The clump of trees had resolved itself into a cluster of houses. Well I say houses. From this distance they looked more like Mongolian Yurts. Our boatman cut his speed as we approached the first of these and we chugged past these as the channel extended deep into the village centre. After seeing a few isolated huts; probably store rooms, I realised the village itself was on a raised muddy island in the middle of the flooded grasslands. Perched on slightly higher grasses, but still with their feet in the water, hefty cattle obviously content in water ambled in front of the boat and peered at us with dull eyes. While the majority of the village was in one large island and densely packed, we made our way to a second smaller island with just a small cluster of buildings, and I clocked there were several of these smaller “suburbs” dotted around the plain.

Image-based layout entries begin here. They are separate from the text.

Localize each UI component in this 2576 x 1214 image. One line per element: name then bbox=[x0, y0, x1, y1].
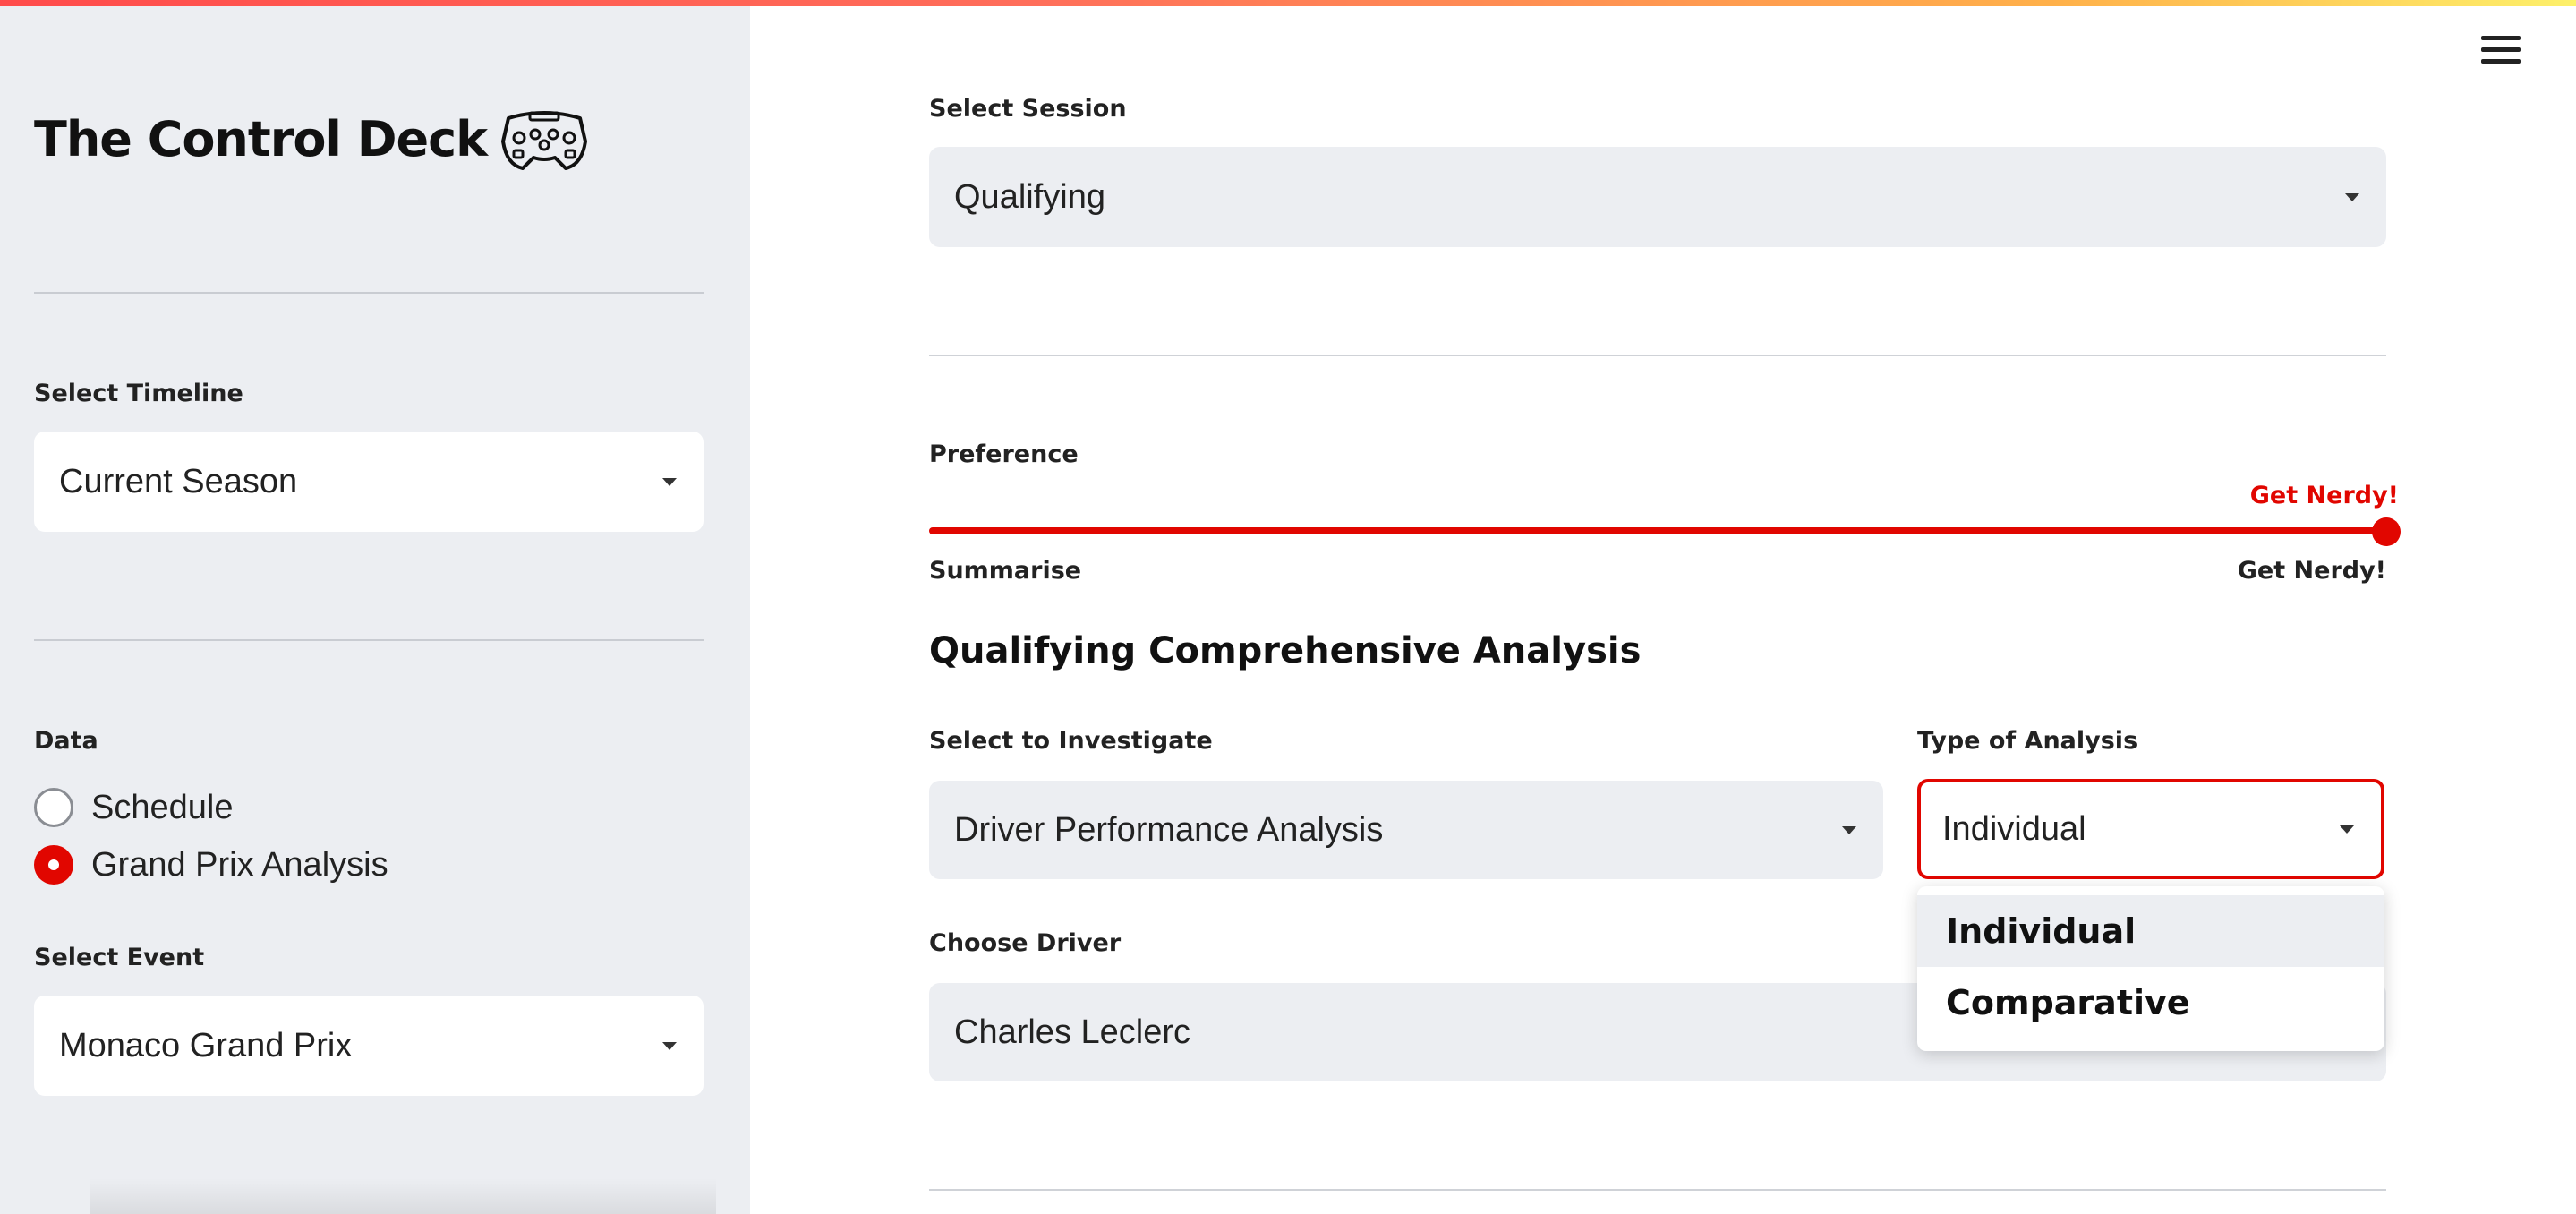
investigate-label: Select to Investigate bbox=[929, 727, 1213, 755]
analysis-type-select-value: Individual bbox=[1942, 809, 2086, 848]
preference-slider-thumb[interactable] bbox=[2372, 517, 2401, 546]
chevron-down-icon bbox=[662, 477, 677, 486]
chevron-down-icon bbox=[1842, 825, 1856, 834]
dropdown-option-individual[interactable]: Individual bbox=[1917, 895, 2384, 967]
event-label: Select Event bbox=[34, 944, 205, 971]
investigate-select[interactable]: Driver Performance Analysis bbox=[929, 781, 1883, 879]
app-title: The Control Deck bbox=[34, 110, 488, 167]
radio-button-selected[interactable] bbox=[34, 845, 73, 885]
sidebar-bottom-shadow bbox=[90, 1178, 716, 1214]
slider-max-label: Get Nerdy! bbox=[2237, 557, 2386, 585]
hamburger-menu-icon[interactable] bbox=[2481, 36, 2521, 72]
chevron-down-icon bbox=[2340, 825, 2354, 834]
analysis-type-label: Type of Analysis bbox=[1917, 727, 2138, 755]
section-title: Qualifying Comprehensive Analysis bbox=[929, 630, 1642, 671]
event-select-value: Monaco Grand Prix bbox=[59, 1026, 353, 1064]
chevron-down-icon bbox=[2345, 192, 2359, 201]
top-accent-bar bbox=[0, 0, 2576, 6]
main-divider bbox=[929, 1189, 2386, 1191]
timeline-label: Select Timeline bbox=[34, 380, 243, 407]
radio-button[interactable] bbox=[34, 788, 73, 827]
slider-current-value: Get Nerdy! bbox=[2249, 482, 2399, 509]
investigate-select-value: Driver Performance Analysis bbox=[954, 810, 1384, 849]
radio-option-grand-prix-analysis[interactable]: Grand Prix Analysis bbox=[34, 845, 388, 885]
analysis-type-dropdown-menu: Individual Comparative bbox=[1917, 886, 2384, 1051]
session-label: Select Session bbox=[929, 95, 1127, 123]
sidebar-divider bbox=[34, 292, 704, 294]
slider-min-label: Summarise bbox=[929, 557, 1082, 585]
analysis-type-select[interactable]: Individual bbox=[1917, 779, 2384, 879]
timeline-select-value: Current Season bbox=[59, 462, 298, 500]
preference-label: Preference bbox=[929, 440, 1079, 468]
radio-label: Schedule bbox=[91, 788, 234, 826]
chevron-down-icon bbox=[662, 1041, 677, 1050]
driver-label: Choose Driver bbox=[929, 929, 1122, 957]
sidebar-divider bbox=[34, 639, 704, 641]
session-select[interactable]: Qualifying bbox=[929, 147, 2386, 247]
driver-select-value: Charles Leclerc bbox=[954, 1013, 1190, 1051]
steering-wheel-icon bbox=[501, 111, 588, 170]
timeline-select[interactable]: Current Season bbox=[34, 432, 704, 532]
radio-option-schedule[interactable]: Schedule bbox=[34, 788, 233, 827]
radio-label: Grand Prix Analysis bbox=[91, 845, 388, 884]
dropdown-option-comparative[interactable]: Comparative bbox=[1917, 967, 2384, 1039]
sidebar: The Control Deck Select Timeline Current… bbox=[0, 0, 750, 1214]
data-label: Data bbox=[34, 727, 98, 755]
brand: The Control Deck bbox=[34, 106, 589, 172]
preference-slider-track[interactable] bbox=[929, 527, 2386, 534]
session-select-value: Qualifying bbox=[954, 177, 1105, 216]
main-divider bbox=[929, 355, 2386, 356]
event-select[interactable]: Monaco Grand Prix bbox=[34, 996, 704, 1096]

Here we were to meet out main contact in the village – a guy who works as the local liaison for the Fisheries Department and is secretary of the local fisherfolk association. We had to cut the boat’s motor to reduce our wash, but there were eager people nearby who were willing to tow us in. Unfortunately the one that reached us first was the town drunk; at least he was amiable but he both had a problem keeping upright waist high in water, and also wanted to talk extensively. This might have been OK but his English was very limited and the conversation kept heading towards money and alcohol. Eventually the other visitors prised his hands off our boat and we were safely delivered at the secretary’s house. We were immediately invited in to his house – a long substantial reed walled house with tarpaulin roof. Inside was one large room, subdivided with low walls into a sleeping area. On top of all the clothes that the family owned – piled high as if ready for a jumble sale, was a reed mat covered in very small fish. The smell in the house was also piscine; I supposed it mattered little that the odour must work its way into their garments as these villagers ate, caught, dealt with, sold, and of course excreted fishy products. The smell of fish must be as normal as pot pourri in other houses.
As well as the fish stacked on the clothes, above the cooking hearth at the back of the hut were trays of more fish being smoked and cured. They shrivel up so much as they dried that they look most unappetising, but in the absence of ice boxes and fridges in many villages this is often the only way to keep fish edible for more than a day. The ice that ends up in the village is expensive and is preserved for use in selling valuable fresh fish to distant urban markets; where opinions about what food should look like are more sensitive than in rural Zambia.